Date of Award

Spring 5-7-2022

Document Type

Honors Thesis



First Advisor

Elizabeth Manser Payne, D.B.A.

Second Advisor

Rand Wergin, Ph.D.

Third Advisor

Emily Quinn, M.B.A.


Utilitarian Value, Perceived Ease of Use, Perceived Usefulness, Trust, Hedonic Value, Customer Satisfaction

Subject Categories



Purpose- The purpose of this study was to identify the attitudes consumers have towards buy-online-pickup-in-store (BOPIS) and its influence on customer satisfaction.
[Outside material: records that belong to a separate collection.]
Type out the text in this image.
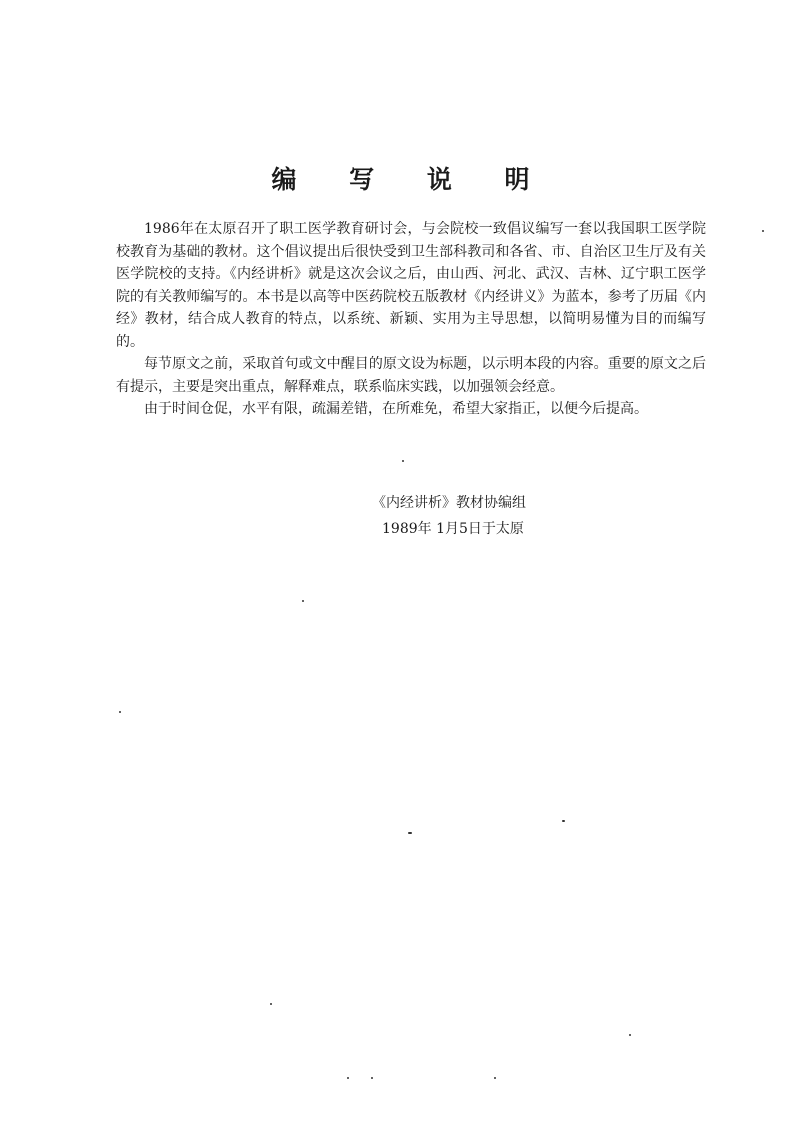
编 写 说 明

1986年在太原召开了职工医学教育研讨会，与会院校一致倡议编写一套以我国职工医学院校教育为基础的教材。这个倡议提出后很快受到卫生部科教司和各省、市、自治区卫生厅及有关医学院校的支持。《内经讲析》就是这次会议之后，由山西、河北、武汉、吉林、辽宁职工医学院的有关教师编写的。本书是以高等中医药院校五版教材《内经讲义》为蓝本，参考了历届《内经》教材，结合成人教育的特点，以系统、新颖、实用为主导思想，以简明易懂为目的而编写的。

每节原文之前，采取首句或文中醒目的原文设为标题，以示明本段的内容。重要的原文之后有提示，主要是突出重点，解释难点，联系临床实践，以加强领会经意。

由于时间仓促，水平有限，疏漏差错，在所难免，希望大家指正，以便今后提高。

《内经讲析》教材协编组
1989年 1月5日于太原
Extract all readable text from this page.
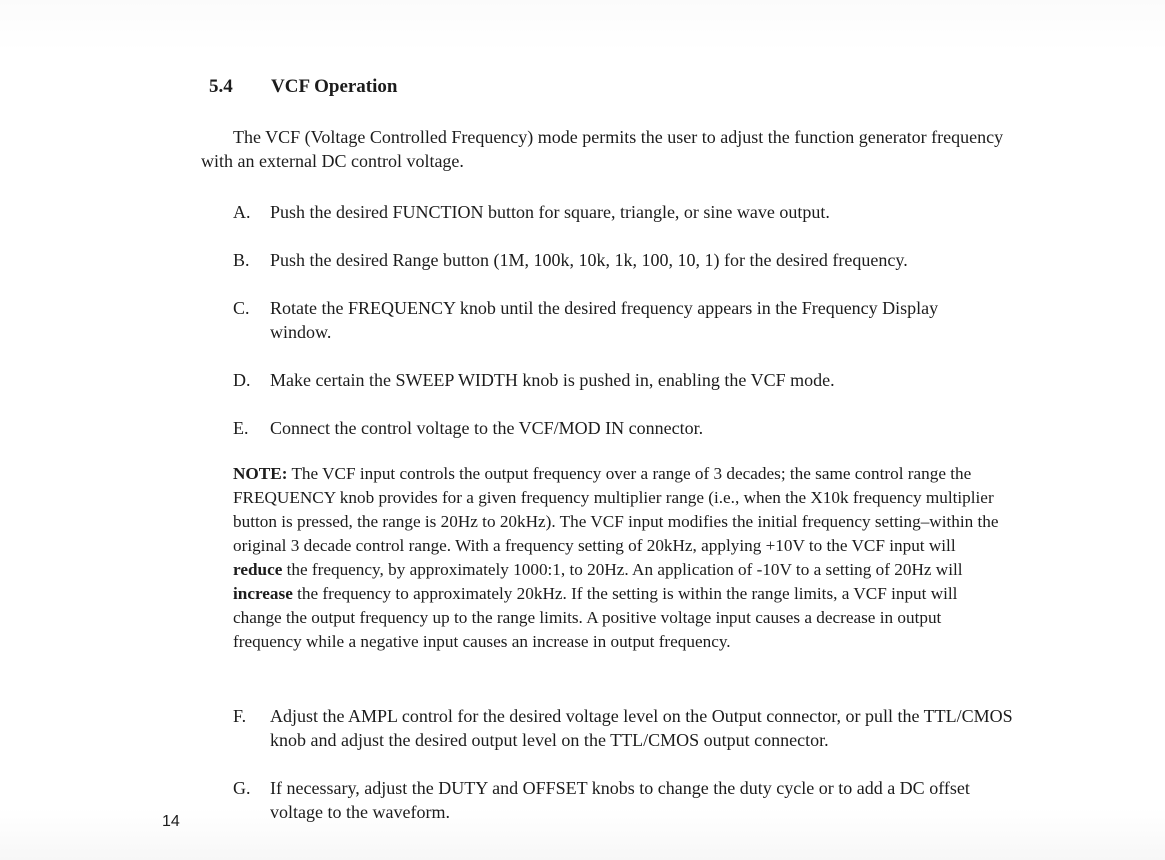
5.4 VCF Operation
The VCF (Voltage Controlled Frequency) mode permits the user to adjust the function generator frequency with an external DC control voltage.
A.	Push the desired FUNCTION button for square, triangle, or sine wave output.
B.	Push the desired Range button (1M, 100k, 10k, 1k, 100, 10, 1) for the desired frequency.
C.	Rotate the FREQUENCY knob until the desired frequency appears in the Frequency Display window.
D.	Make certain the SWEEP WIDTH knob is pushed in, enabling the VCF mode.
E.	Connect the control voltage to the VCF/MOD IN connector.
NOTE: The VCF input controls the output frequency over a range of 3 decades; the same control range the FREQUENCY knob provides for a given frequency multiplier range (i.e., when the X10k frequency multiplier button is pressed, the range is 20Hz to 20kHz). The VCF input modifies the initial frequency setting–within the original 3 decade control range. With a frequency setting of 20kHz, applying +10V to the VCF input will reduce the frequency, by approximately 1000:1, to 20Hz. An application of -10V to a setting of 20Hz will increase the frequency to approximately 20kHz. If the setting is within the range limits, a VCF input will change the output frequency up to the range limits. A positive voltage input causes a decrease in output frequency while a negative input causes an increase in output frequency.
F.	Adjust the AMPL control for the desired voltage level on the Output connector, or pull the TTL/CMOS knob and adjust the desired output level on the TTL/CMOS output connector.
G.	If necessary, adjust the DUTY and OFFSET knobs to change the duty cycle or to add a DC offset voltage to the waveform.
14
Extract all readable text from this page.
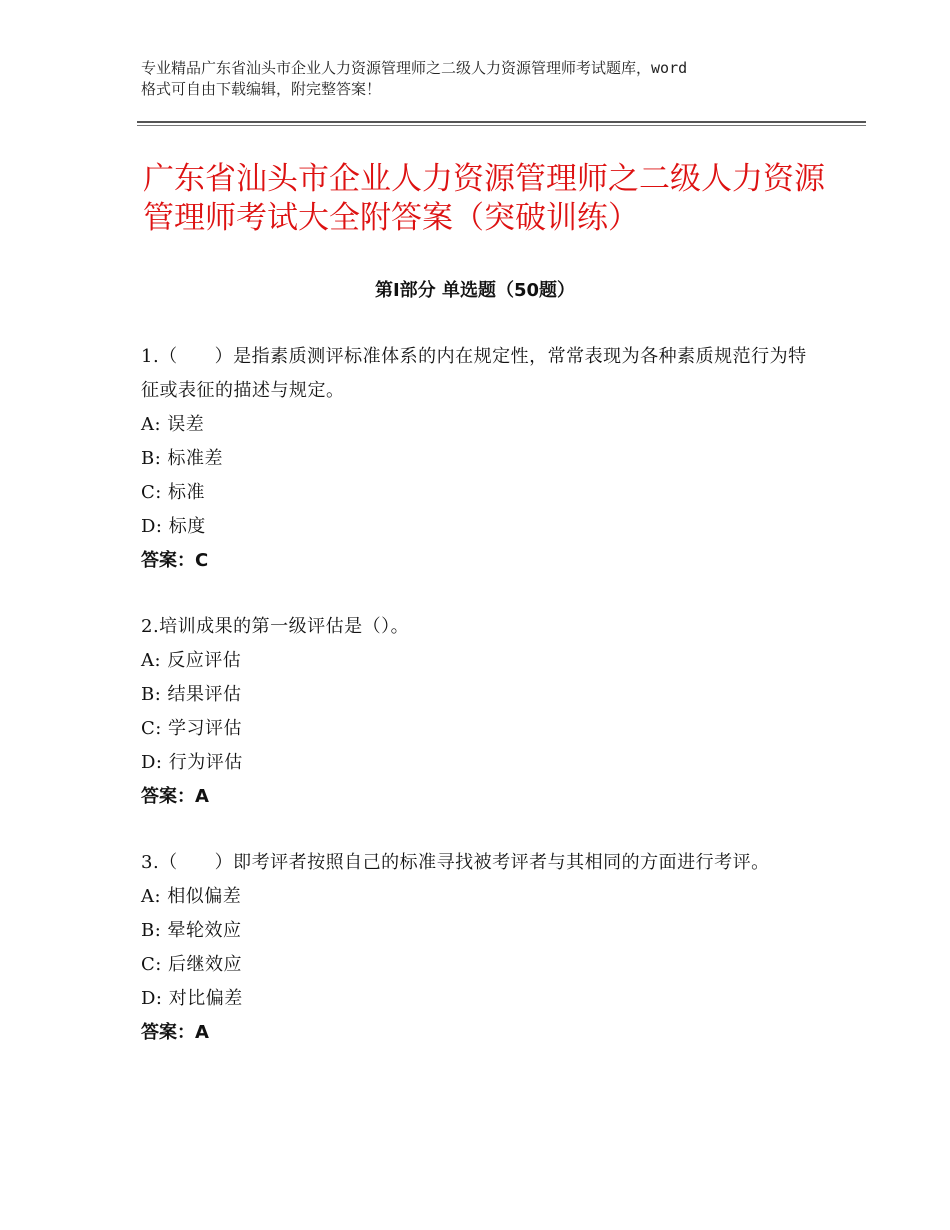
专业精品广东省汕头市企业人力资源管理师之二级人力资源管理师考试题库，word
格式可自由下载编辑，附完整答案！
广东省汕头市企业人力资源管理师之二级人力资源管理师考试大全附答案（突破训练）
第Ⅰ部分 单选题（50题）
1.（　　）是指素质测评标准体系的内在规定性，常常表现为各种素质规范行为特征或表征的描述与规定。
A: 误差
B: 标准差
C: 标准
D: 标度
答案：C
2.培训成果的第一级评估是（）。
A: 反应评估
B: 结果评估
C: 学习评估
D: 行为评估
答案：A
3.（　　）即考评者按照自己的标准寻找被考评者与其相同的方面进行考评。
A: 相似偏差
B: 晕轮效应
C: 后继效应
D: 对比偏差
答案：A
Design- Data were collected from 567 respondents and resulted in 476 usable responses. This paper uses multivariate regression and two separate multiple regression analyses to examine the differential effects of multiple constructs (i.e. perceived usefulness online, perceived ease of use online, trust online, hedonic values online, perceived usefulness pickup, perceived ease of use pickup, trust pickup and hedonic values pickup) on customer satisfaction within online ordering and physical pickup portions of BOPIS process.

Findings- The result of this study indicates that first, hedonic value plays the greatest role in customer satisfaction throughout both the online ordering and physical pickup portions of the BOPIS model. Second, this study also shows that consumers view the online and pickup portions separately with different values in each, although there is an overarching halo effect.

Research limitations/implications- Study findings may help researchers understand the roles of hedonic and utilitarian values and their impacts on customer satisfaction in the context of BOPIS.

Practical implications- As BOPIS continues to grow, understanding the complexity of consumer value within the model will be of importance to improve the omni-channel retail experience.

Originality/value- This study addresses the gap between BOPIS and consumers attitude towards it.